Rescuing Leftover Cuisine
Have you ever stood in line at a deli or takeout restaurant just a few minutes before closing, eyed the sandwiches and pastries in the display and wondered: What are they going to do with all that food? Queens native Robert Lee has been working to answer that very question for the last five years. In 2013, he started Rescuing Leftover Cuisine, a nonprofit organization that is fighting food waste, one meal at a time.
Every year in the United States, 40% of food is thrown away. The issue is magnified when juxtaposed with the number of families who are food insecure. According to the USDA, food insecurity is defined as “the limited or uncertain availability of nutritionally adequate and safe foods or limited or uncertain ability to acquire acceptable foods in socially acceptable ways.” Worldwide, there are 805,000,000 people who are food insecure, and 41.2 million of them live in the U.S. According to a press release from Hunger Free America, one in three Bronx children are living in food insecure households; from 2013 to 2015, one in five New York City children lived in food insecure homes. It’s no question that food waste and food insecurity in the United States are major problems, but thanks to the efforts of people like Lee, his team and a cohort of volunteers that come from all walks of life, it is not insurmountable.
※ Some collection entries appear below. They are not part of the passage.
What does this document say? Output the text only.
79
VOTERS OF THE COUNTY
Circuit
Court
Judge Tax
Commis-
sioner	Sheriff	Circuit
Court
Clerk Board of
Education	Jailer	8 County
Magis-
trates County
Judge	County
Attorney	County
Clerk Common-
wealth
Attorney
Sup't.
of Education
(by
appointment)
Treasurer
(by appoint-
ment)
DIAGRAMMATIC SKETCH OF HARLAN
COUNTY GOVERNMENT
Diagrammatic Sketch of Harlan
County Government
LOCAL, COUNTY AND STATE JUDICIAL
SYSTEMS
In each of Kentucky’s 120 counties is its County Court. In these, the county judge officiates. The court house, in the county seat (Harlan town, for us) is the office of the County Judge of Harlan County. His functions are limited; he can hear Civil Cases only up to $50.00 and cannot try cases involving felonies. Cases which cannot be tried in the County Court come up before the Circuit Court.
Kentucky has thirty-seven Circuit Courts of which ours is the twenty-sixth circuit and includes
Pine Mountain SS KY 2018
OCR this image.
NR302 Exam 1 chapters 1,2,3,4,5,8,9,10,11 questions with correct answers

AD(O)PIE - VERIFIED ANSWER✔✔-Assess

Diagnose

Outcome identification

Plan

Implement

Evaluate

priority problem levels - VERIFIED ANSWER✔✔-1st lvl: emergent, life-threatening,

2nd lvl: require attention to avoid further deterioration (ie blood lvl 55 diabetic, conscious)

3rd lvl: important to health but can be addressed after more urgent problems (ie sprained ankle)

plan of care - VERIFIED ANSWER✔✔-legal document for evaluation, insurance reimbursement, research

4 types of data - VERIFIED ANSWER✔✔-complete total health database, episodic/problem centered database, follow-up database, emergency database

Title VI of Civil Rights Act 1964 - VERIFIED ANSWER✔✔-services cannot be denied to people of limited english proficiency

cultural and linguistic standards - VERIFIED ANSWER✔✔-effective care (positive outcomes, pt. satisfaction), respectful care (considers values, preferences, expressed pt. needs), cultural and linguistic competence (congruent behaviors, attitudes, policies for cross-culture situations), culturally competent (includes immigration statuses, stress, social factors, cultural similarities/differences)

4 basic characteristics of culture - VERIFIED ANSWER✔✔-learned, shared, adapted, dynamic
Lee started Rescuing Leftover Cuisine (RLC) after learning that existing food rescue organizations in New York had minimum pound requirements. “There were restaurants that really wanted to donate their food but couldn’t because they were being turned down from the organizations that had existed,” Lee recalls. So RLC was born in this niche—rescuing the food that even food rescue organizations couldn’t reach.
With RLC’s unique model, anybody can sign up to do a food rescue. Instead of using more traditional food rescue models, like performing pickups with large trucks or outsourcing transportation, RLC relies on its fleet of volunteers to perform pickups whenever they can—on their commute home from work, on their lunch break, or whenever they have a free half-hour during the week—and deliver them to homeless shelters and food pantries across the city. Using a web application, RLC’s partner organizations like restaurants, hotels and catering companies can notify volunteers when they have an excess of food available for pickup. Using this model, Lee encourages an approach that does not contribute to greenhouse gases while rescuing food.
So, what can you do? Above all, Lee wants you to know that you can make a difference when it comes to fighting food waste. “We’re growing, and we can’t continue to grow without help. […] Our philosophy—the reason we got started—is because we believe that every small bit counts,” Lee said. “Even small amounts of time can help, even small amounts of donations can help quite a bit, and to sustain our growth and to continue to make more and more of an impact, partner with more and more restaurants and rescue more and more food, we need all the support we can get.” With food rescues taking place in over 16 cities across the country, there is no doubt that the small efforts of volunteers are making a huge difference. Headquartered in New York City, RLC’s presence in the Bronx is limited, but they are hoping to expand and connect with more food donors within the borough. They currently work with Fordham University and Dunkin Donuts, which delivers leftover doughnuts to POTS (Part of the Solution), a nonprofit organization that provides food and other social services to low-income Bronx residents.
Lee’s ultimate goal is to have every single restaurant working with a food rescue organization. “I think everyone should know that food waste is a multi-faceted, difficult and complex problem, but it’s not [impossible] to overcome,” Lee says. “And there are many different ways to target the different types and amounts of food waste […] So obviously at the consumer level, each of us can do something about the three meals we eat every day, and ensure that we reduce food waste there. But there are also other ways [to help], for example, like volunteering with Rescue Leftover Cuisine.” Since its inception, RLC has collected over 1.7 million pounds of food. Lee hopes to hit another million in just one year.